By Sam Boughedda
Lucid Group (NASDAQ:LCID) shares plunged Thursday following its latest earnings release, which revealed demand fell during the quarter.
The electric vehicle maker topped earnings expectations, reporting a loss per share of $0.28, $0.14 better than the analyst estimate of a loss of $0.42 per share.
However, revenue missed expectations by a wide margin, coming in at $257.7 million versus the consensus estimate of $329.21M.
In addition, Lucid forecasts 2023 production between 10,000 and 14,000 vehicles, below analyst consensus expectations, with analysts expecting a number upwards of 20,000.
In addition, in 2022, Lucid produced 7,180 vehicles, exceeding the 2022 annual production guidance of 6,000 to 7,000 vehicles, but it only delivered 4,369.
The company said it faced a challenging year as a result of the "extraordinary supply chain and logistics challenges."

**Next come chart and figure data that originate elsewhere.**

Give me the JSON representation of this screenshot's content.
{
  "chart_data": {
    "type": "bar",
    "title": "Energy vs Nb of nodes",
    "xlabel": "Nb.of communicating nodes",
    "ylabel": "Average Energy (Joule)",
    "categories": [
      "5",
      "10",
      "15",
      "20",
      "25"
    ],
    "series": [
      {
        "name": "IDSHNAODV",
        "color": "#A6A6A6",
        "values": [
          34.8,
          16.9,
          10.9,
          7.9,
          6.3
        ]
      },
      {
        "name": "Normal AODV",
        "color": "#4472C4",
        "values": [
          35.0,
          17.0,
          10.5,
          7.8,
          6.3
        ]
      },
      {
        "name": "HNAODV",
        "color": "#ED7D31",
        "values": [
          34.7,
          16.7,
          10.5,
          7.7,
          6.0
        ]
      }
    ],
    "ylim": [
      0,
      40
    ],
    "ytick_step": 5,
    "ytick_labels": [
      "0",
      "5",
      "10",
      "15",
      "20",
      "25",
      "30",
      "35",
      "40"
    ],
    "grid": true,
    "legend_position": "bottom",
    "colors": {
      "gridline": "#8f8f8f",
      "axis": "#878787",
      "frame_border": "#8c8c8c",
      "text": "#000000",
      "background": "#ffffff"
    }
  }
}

Following the release, analysts at BofA and Exane BNP Paribas downgraded Lucid Group, while other firms such as Evercore ISI, Cantor Fitzgerald, and R.F. Lafferty, cut price targets for the stock.
BofA analysts downgraded Lucid Group shares to Neutral from Buy, cutting the firm's price target on the stock to $10 from $18.
"Given 4Q:22 results, the light 2023 outlook, and lower than expected 2023 production forecast (10k-14k) we are materially lowering our 2023 estimates," wrote the analysts. "In addition, we are pushing out 2024+ estimates and now expect it could take until 2027+ to breakeven on an operating and free cash flow basis (prior 2026). Therefore, LCID will need to raise more capital sooner than we had previously expected."
Even so, they said the firm still believes Lucid is "one of the most attractive among the universe of start-up EV automakers."